Last month, Maya Arulpragasam, who records as M.I.A., embarked on her first American mini-tour, arriving in New York City to play at the Knitting Factory. The house was packed with a certain kind of fan: More so than any recent artist, M.I.A.’s fame has been cultivated online. So thick was the scene that one blogger, in a recap, provided a laundry list of about 20 of her peers in the audience. M.I.A presents a compelling package for the chattering classes. She has model looks, a Sri Lankan heritage, a Tamil Tiger father, and an au courant sound. But precisely because of her profile, she’s stepped into an uncomfortable limelight: the agitpop artist of the moment.
Fact is, there aren’t that many women of South Asian extraction making beat-driven music for the Western world. If M.I.A. were black and covering similar ground—lyrics about poverty and politics sprinkled amid dance-friendly chants—she’d be pigeonholed to a particular scene: dancehall, grime, hip-hop, etc. If she were white, she would be derided as a holdover from the electro renaissance of four years ago. If she were a man, she wouldn’t leave a fingerprint. Music criticism is still largely a male preserve—a publicist friend of mine avers that she’s about a dozen times more likely to receive a response to a press release for a female artist. The upshot for M.I.A. is that she’s the rare musician who can float freely among musical styles without raising eyebrows. That’s also why her songs are so appealing to the music cognoscenti.
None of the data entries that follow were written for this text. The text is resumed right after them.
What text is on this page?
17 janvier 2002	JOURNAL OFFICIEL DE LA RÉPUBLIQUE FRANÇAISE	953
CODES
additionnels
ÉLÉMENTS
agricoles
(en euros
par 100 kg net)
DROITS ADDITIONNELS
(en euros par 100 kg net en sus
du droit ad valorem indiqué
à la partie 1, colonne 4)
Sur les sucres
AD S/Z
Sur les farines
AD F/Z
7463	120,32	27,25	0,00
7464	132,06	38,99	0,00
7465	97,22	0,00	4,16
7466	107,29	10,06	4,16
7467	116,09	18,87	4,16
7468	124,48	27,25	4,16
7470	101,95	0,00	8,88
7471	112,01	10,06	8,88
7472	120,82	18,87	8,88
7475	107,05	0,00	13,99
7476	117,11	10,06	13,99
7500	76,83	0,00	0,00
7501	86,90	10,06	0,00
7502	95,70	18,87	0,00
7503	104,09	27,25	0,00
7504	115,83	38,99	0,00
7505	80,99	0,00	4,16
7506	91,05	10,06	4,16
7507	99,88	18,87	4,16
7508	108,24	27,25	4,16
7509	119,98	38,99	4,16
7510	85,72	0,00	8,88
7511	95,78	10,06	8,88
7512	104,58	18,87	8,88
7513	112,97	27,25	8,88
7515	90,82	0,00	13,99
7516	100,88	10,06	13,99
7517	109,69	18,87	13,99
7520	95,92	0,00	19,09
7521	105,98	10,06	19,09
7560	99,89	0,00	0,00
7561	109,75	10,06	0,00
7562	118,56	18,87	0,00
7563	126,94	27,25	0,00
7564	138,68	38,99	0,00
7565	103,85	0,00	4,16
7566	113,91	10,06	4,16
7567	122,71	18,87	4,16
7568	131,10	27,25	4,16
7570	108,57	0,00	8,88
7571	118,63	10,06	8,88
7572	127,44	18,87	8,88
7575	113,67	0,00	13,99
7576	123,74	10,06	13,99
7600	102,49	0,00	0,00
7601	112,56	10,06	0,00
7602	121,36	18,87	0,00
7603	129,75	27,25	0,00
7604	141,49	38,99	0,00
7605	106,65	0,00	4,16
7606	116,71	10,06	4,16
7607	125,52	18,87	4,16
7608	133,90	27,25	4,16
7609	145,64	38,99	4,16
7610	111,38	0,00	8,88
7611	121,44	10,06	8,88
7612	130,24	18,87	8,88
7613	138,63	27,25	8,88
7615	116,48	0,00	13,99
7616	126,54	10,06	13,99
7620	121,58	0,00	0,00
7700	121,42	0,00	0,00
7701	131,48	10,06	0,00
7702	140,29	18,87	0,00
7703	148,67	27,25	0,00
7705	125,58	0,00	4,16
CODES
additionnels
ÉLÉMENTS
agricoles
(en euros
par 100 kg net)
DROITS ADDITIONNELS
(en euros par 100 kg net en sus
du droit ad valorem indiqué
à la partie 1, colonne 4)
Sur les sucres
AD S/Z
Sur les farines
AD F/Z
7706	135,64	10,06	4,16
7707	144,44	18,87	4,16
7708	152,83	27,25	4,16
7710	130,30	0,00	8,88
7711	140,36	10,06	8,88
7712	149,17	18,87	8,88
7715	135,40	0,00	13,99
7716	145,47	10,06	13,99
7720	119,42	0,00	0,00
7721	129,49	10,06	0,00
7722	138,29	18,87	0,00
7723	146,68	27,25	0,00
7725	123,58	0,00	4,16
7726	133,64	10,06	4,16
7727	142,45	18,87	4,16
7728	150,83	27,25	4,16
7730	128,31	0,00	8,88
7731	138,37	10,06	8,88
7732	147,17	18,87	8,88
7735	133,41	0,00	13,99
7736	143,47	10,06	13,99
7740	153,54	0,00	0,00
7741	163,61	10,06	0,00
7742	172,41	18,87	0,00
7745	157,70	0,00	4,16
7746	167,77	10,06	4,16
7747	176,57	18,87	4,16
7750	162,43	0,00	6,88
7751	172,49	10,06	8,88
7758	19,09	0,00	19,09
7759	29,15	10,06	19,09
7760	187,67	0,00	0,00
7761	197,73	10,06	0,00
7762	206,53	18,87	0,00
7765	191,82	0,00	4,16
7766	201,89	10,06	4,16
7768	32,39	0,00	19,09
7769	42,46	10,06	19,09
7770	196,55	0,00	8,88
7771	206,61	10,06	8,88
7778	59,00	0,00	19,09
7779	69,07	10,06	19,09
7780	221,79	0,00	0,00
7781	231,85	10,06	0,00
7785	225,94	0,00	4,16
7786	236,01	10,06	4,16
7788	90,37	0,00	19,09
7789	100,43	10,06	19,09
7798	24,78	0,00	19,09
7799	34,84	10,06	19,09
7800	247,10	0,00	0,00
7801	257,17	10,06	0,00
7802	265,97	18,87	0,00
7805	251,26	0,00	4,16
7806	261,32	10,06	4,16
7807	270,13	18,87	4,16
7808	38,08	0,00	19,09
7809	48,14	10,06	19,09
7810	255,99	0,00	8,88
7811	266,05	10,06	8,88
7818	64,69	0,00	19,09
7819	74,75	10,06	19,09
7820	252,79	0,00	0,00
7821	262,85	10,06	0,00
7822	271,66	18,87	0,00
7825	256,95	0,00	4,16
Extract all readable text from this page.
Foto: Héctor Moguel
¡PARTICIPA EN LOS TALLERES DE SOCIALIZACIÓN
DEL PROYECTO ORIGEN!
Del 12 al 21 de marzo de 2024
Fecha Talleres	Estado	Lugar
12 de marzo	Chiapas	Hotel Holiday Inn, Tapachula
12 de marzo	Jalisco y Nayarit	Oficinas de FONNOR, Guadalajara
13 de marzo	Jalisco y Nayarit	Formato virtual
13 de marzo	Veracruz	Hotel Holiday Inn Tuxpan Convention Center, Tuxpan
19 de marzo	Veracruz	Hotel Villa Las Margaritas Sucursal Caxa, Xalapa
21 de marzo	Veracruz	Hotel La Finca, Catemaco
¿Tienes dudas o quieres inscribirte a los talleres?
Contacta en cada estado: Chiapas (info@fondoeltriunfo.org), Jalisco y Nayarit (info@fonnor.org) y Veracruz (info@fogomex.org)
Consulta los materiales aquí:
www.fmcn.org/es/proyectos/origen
M.I.A.’s first single, ” Galang,” which she released in 2003, has a breezy and chirpy sound, almost like an elementary-school recess. She speaks improvised slang over a beat that combines the syncopation of dancehall reggae with the piercing shrill of electro. The clash is surprisingly harmonious—a meeting of minds that were separated at birth. On her debut album, Arular (XL), M.I.A. provides more of the same. She chooses beats with a critic’s ear, siphoning off and repackaging sounds from a planet’s worth of hip-hop-influenced styles. ” Pull Up the People” meshes a clipped dancehall beat with vintage U.K. jungle music, while the excellent ” Bucky Done Gun” evokes the raw fervor of Brazilian baile funk. Not all of M.I.A.’s choices are so considered, though. The song “10 Dollar” lazily revisits the snappish drum machine work of the ‘80s dancefloor icon Arthur Baker, and the hook of “Sunshowers” is a direct rip from Dr. Buzzard’s Original Savannah Band’s “Sunshower.” Ghostface Killah did the same thing four years ago. M.I.A. appropriates imagery in the same scattershot way that she appropriates beats, only the results are more suspect. Her album cover, which she designed herself, shows bright-colored blocks with images of planes, tanks, guns, and bombs. The cover also has some crammed-in Arabic script. A friend of mine translated the three lines as, roughly, “God be your protector”; “Doubt in the glory of God”; and “The dignity of God.” Her publicist notes, though, that the meaning is incidental: “There is both Arabic and Tamil text. The Arabic is just random words she needed to find to represent Islam.”In a further nod to Islam, the first word uttered on the album is a chantlike “Inshallah,” a common Arabic phrase that means “God willing!” But this, like much of the album’s politics, feels more like an idle attempt at provocation than engaged expression.
Still, few will look beyond their own awe at M.I.A.’s perspective, and she seems to know that. Critics bowed down before her perceived political weight. In a four-star review, Rolling Stone celebrated Arular as “the sound of jumprope rhymes in a war zone,” while Spin proclaimed, “If this is the sound of revolution, we’re ready to posse up,” and gave the album an “A.”
True, M.I.A.’s life has been littered with roadblocks—at the age of 11, she relocated with her family from Sri Lanka to London to escape the violence in her home country. Yet in her songs she’s often vague about her past and her politics, referring to them in the occasional lyric: “I’ve got the bombs to make you blow.” But still, they polarize. On the music message board I Love Music, a debate arose over the depth and appropriateness of M.I.A.’s Tamil Tiger pride, followed by an extensive conversation about the history of Sri Lanka’s ethnic conflict. For some, M.I.A.’s support, at whatever level, of the Tamil Tigers—the rebel group that is widely credited with inventing suicide bombing—is deplorable. For others, her engagement with this conflict, little understood in the West, is a noble act worth cheering. Both sides, though, seem to like M.I.A.’s music.
Away from the beats, however, M.I.A.’s politics begin to appear featherweight. She uses them in a way that feels calculated—a little bit of radical chic for the in-crowd. At the end of her set at the Knitting Factory, M.I.A. found a $20 bill on the floor of the stage. She picked it up, waved it at the audience, and said, “We’re refugees. We can make 20 dollars go a long way.” Although it was a delicious inversion of the familiar hip-hop practice of blithely throwing money into a crowd, it felt studied, more an idea of what the crowd might expect to hear than what she herself actually thought or felt. After de-arching her eyebrow, she closed her hand around the bill and quietly walked off stage.